[LU-4035] sanity-hsm test_58 failure: 'truncate 3158 does not trig restore, state = ' Created: 01/Oct/13 Updated: 19/Jan/22 Resolved: 04/Dec/14 |
|
| Status: | Resolved |
| Project: | Lustre |
| Component/s: | None |
| Affects Version/s: | Lustre 2.5.0, Lustre 2.6.0 |
| Fix Version/s: | None |
| Type: | Bug | Priority: | Minor |
| Reporter: | James Nunez (Inactive) | Assignee: | Jinshan Xiong (Inactive) |
| Resolution: | Cannot Reproduce | Votes: | 0 |
| Labels: | HSM | ||
| Environment: |
Lustre 2.4.93 build # 1687 |
||
| Severity: | 3 |
| Rank (Obsolete): | 10839 |
| Description |
|
test results at: https://maloo.whamcloud.com/test_sessions/d9bd658c-2a2b-11e3-8527-52540035b04c From the client test_log: == sanity-hsm test 58: Truncate a released file will trigger restore == 14:49:23 (1380577763) pdsh@c10: c07: ssh exited with exit code 1 Purging archive on c07 Starting copytool agt1 on c07 truncate up from 3158 to 6316 /lustre/scratch/d0.sanity-hsm/d58/f.sanity-hsm.58: (0x0000000b) exists dirty archived, archive_id:2 truncate down from 3158 to 1579 /lustre/scratch/d0.sanity-hsm/d58/f.sanity-hsm.58: (0x0000000b) exists dirty archived, archive_id:2 truncate to 0 /lustre/scratch/d0.sanity-hsm/d58/f.sanity-hsm.58: (0x0000000b) exists dirty archived, archive_id:2 sanity-hsm test_58: @@@@@@ FAIL: truncate 3158 does not trig restore, state = Trace dump: = /usr/lib64/lustre/tests/test-framework.sh:4264:error_noexit() = /usr/lib64/lustre/tests/test-framework.sh:4291:error() = /usr/lib64/lustre/tests/sanity-hsm.sh:2158:truncate_released_file() = /usr/lib64/lustre/tests/sanity-hsm.sh:2181:test_58() = /usr/lib64/lustre/tests/test-framework.sh:4530:run_one() = /usr/lib64/lustre/tests/test-framework.sh:4563:run_one_logged() = /usr/lib64/lustre/tests/test-framework.sh:4433:run_test() = /usr/lib64/lustre/tests/sanity-hsm.sh:2185:main() From the copytool log, it looks like there are three file restores, one for each of the calls to truncate_release_file: lhsmtool_posix[31629]: '[0x200000401:0x1ba:0x0]' action RESTORE reclen 72, cookie=0x5249f10d
lhsmtool_posix[31629]: processing file 'd0.sanity-hsm/d58/f.sanity-hsm.58'
lhsmtool_posix[31629]: reading stripe rules from '/archive/scratch/01ba/0000/0401/0000/0002/0000/0x200000401:0x1ba:0x0.lov' for '/archive/scratch/01ba/0000/0401/0000/0002/0000/0x200000401:0x1ba:0x0'
lhsmtool_posix[31629]: restoring data from '/archive/scratch/01ba/0000/0401/0000/0002/0000/0x200000401:0x1ba:0x0' to '{VOLATILE}=[0x200000402:0x18:0x0]'
lhsmtool_posix[31629]: going to copy data from '/archive/scratch/01ba/0000/0401/0000/0002/0000/0x200000401:0x1ba:0x0' to '{VOLATILE}=[0x200000402:0x18:0x0]'
lhsmtool_posix[31629]: Going to copy 0 bytes /archive/scratch/01ba/0000/0401/0000/0002/0000/0x200000401:0x1ba:0x0 -> {VOLATILE}=[0x200000402:0x18:0x0]
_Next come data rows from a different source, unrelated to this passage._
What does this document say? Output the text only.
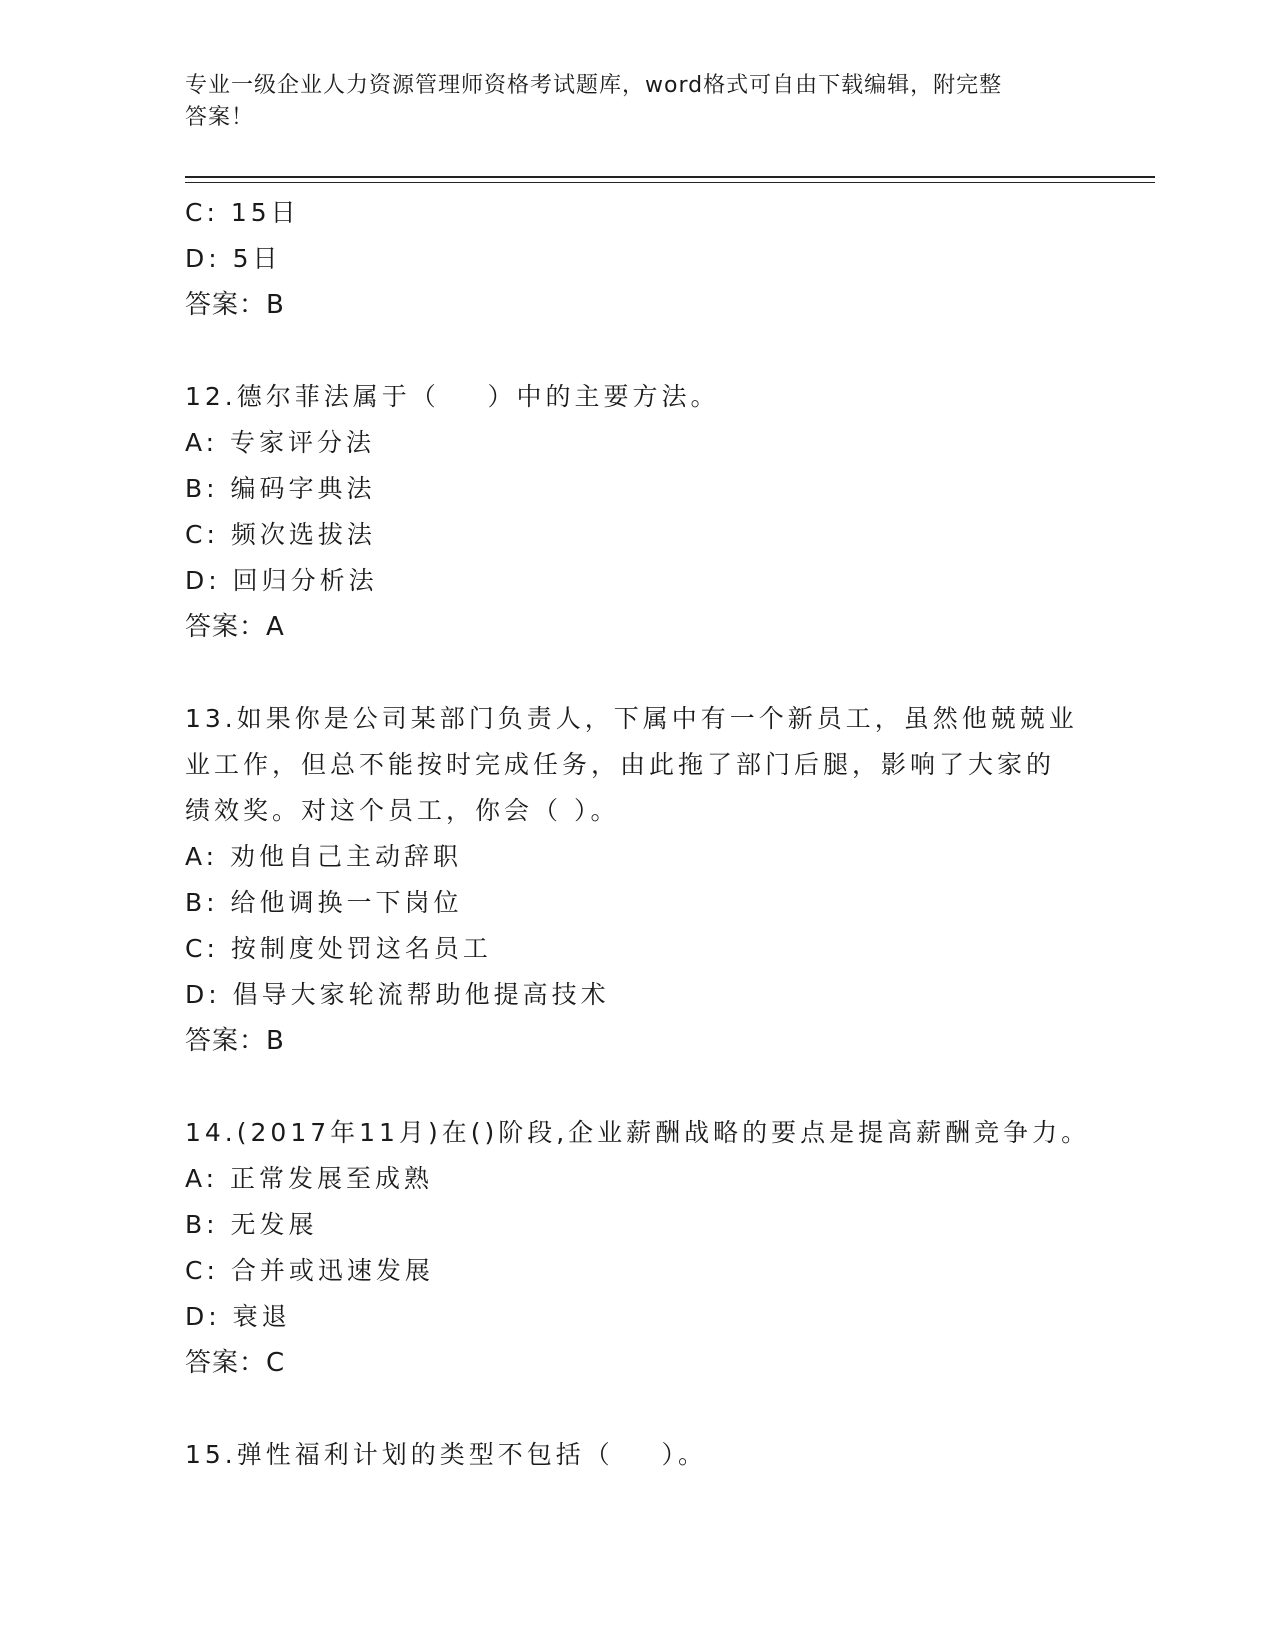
专业一级企业人力资源管理师资格考试题库，word格式可自由下载编辑，附完整
答案！
C: 15日
D: 5日
答案：B
12.德尔菲法属于（    ）中的主要方法。
A: 专家评分法
B: 编码字典法
C: 频次选拔法
D: 回归分析法
答案：A
13.如果你是公司某部门负责人，下属中有一个新员工，虽然他兢兢业
业工作，但总不能按时完成任务，由此拖了部门后腿，影响了大家的
绩效奖。对这个员工，你会（ ）。
A: 劝他自己主动辞职
B: 给他调换一下岗位
C: 按制度处罚这名员工
D: 倡导大家轮流帮助他提高技术
答案：B
14.(2017年11月)在()阶段,企业薪酬战略的要点是提高薪酬竞争力。
A: 正常发展至成熟
B: 无发展
C: 合并或迅速发展
D: 衰退
答案：C
15.弹性福利计划的类型不包括（    ）。
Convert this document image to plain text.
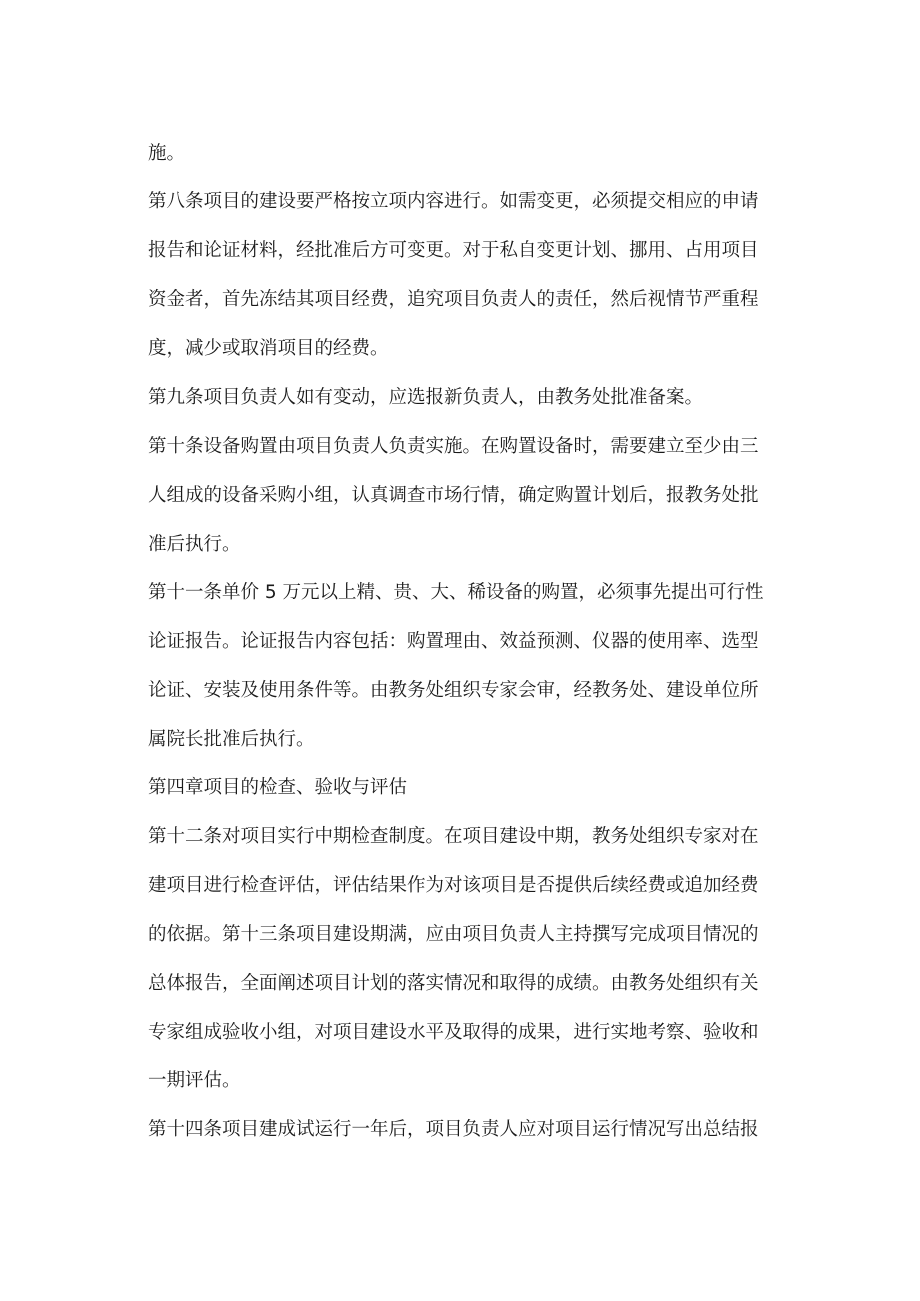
施。
第八条项目的建设要严格按立项内容进行。如需变更，必须提交相应的申请
报告和论证材料，经批准后方可变更。对于私自变更计划、挪用、占用项目
资金者，首先冻结其项目经费，追究项目负责人的责任，然后视情节严重程
度，减少或取消项目的经费。
第九条项目负责人如有变动，应选报新负责人，由教务处批准备案。
第十条设备购置由项目负责人负责实施。在购置设备时，需要建立至少由三
人组成的设备采购小组，认真调查市场行情，确定购置计划后，报教务处批
准后执行。
第十一条单价 5 万元以上精、贵、大、稀设备的购置，必须事先提出可行性
论证报告。论证报告内容包括：购置理由、效益预测、仪器的使用率、选型
论证、安装及使用条件等。由教务处组织专家会审，经教务处、建设单位所
属院长批准后执行。
第四章项目的检查、验收与评估
第十二条对项目实行中期检查制度。在项目建设中期，教务处组织专家对在
建项目进行检查评估，评估结果作为对该项目是否提供后续经费或追加经费
的依据。第十三条项目建设期满，应由项目负责人主持撰写完成项目情况的
总体报告，全面阐述项目计划的落实情况和取得的成绩。由教务处组织有关
专家组成验收小组，对项目建设水平及取得的成果，进行实地考察、验收和
一期评估。
第十四条项目建成试运行一年后，项目负责人应对项目运行情况写出总结报
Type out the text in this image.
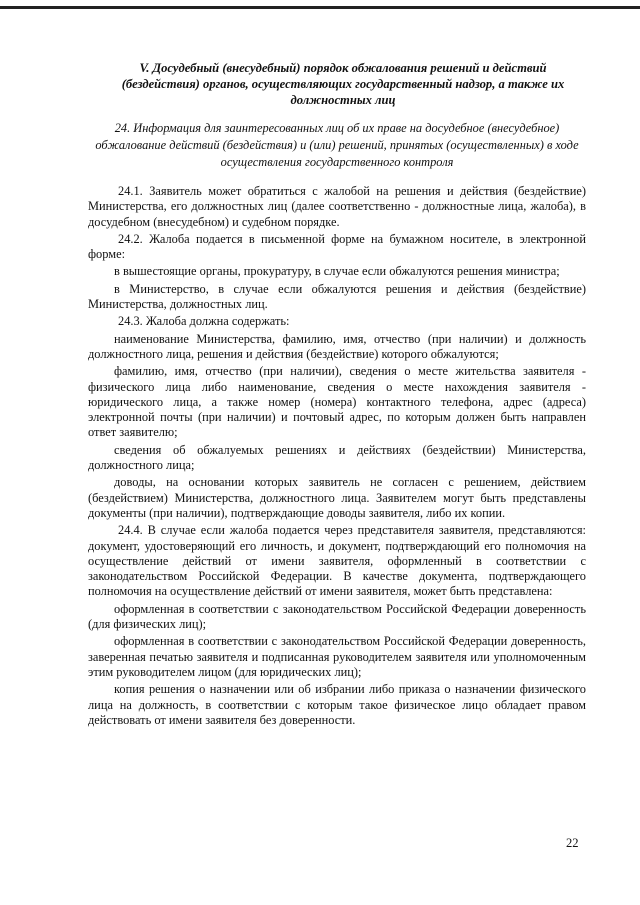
V. Досудебный (внесудебный) порядок обжалования решений и действий (бездействия) органов, осуществляющих государственный надзор, а также их должностных лиц
24. Информация для заинтересованных лиц об их праве на досудебное (внесудебное) обжалование действий (бездействия) и (или) решений, принятых (осуществленных) в ходе осуществления государственного контроля

24.1. Заявитель может обратиться с жалобой на решения и действия (бездействие) Министерства, его должностных лиц (далее соответственно - должностные лица, жалоба), в досудебном (внесудебном) и судебном порядке.

24.2. Жалоба подается в письменной форме на бумажном носителе, в электронной форме:

в вышестоящие органы, прокуратуру, в случае если обжалуются решения министра;

в Министерство, в случае если обжалуются решения и действия (бездействие) Министерства, должностных лиц.

24.3. Жалоба должна содержать:

наименование Министерства, фамилию, имя, отчество (при наличии) и должность должностного лица, решения и действия (бездействие) которого обжалуются;

фамилию, имя, отчество (при наличии), сведения о месте жительства заявителя - физического лица либо наименование, сведения о месте нахождения заявителя - юридического лица, а также номер (номера) контактного телефона, адрес (адреса) электронной почты (при наличии) и почтовый адрес, по которым должен быть направлен ответ заявителю;

сведения об обжалуемых решениях и действиях (бездействии) Министерства, должностного лица;

доводы, на основании которых заявитель не согласен с решением, действием (бездействием) Министерства, должностного лица. Заявителем могут быть представлены документы (при наличии), подтверждающие доводы заявителя, либо их копии.

24.4. В случае если жалоба подается через представителя заявителя, представляются: документ, удостоверяющий его личность, и документ, подтверждающий его полномочия на осуществление действий от имени заявителя, оформленный в соответствии с законодательством Российской Федерации. В качестве документа, подтверждающего полномочия на осуществление действий от имени заявителя, может быть представлена:

оформленная в соответствии с законодательством Российской Федерации доверенность (для физических лиц);

оформленная в соответствии с законодательством Российской Федерации доверенность, заверенная печатью заявителя и подписанная руководителем заявителя или уполномоченным этим руководителем лицом (для юридических лиц);

копия решения о назначении или об избрании либо приказа о назначении физического лица на должность, в соответствии с которым такое физическое лицо обладает правом действовать от имени заявителя без доверенности.

22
lhsmtool_posix[31629]: data restore from '/archive/scratch/01ba/0000/0401/0000/0002/0000/0x200000401:0x1ba:0x0' to '{VOLATILE}=[0x200000402:0x18:0x0]' done
lhsmtool_posix[31629]: Action completed, notifying coordinator cookie=0x5249f10d, FID=[0x200000401:0x1ba:0x0], hp_flags=0 err=0
lhsmtool_posix[31629]: llapi_hsm_action_end() on '/lustre/scratch/.lustre/fid/0x200000401:0x1ba:0x0' ok (rc=0)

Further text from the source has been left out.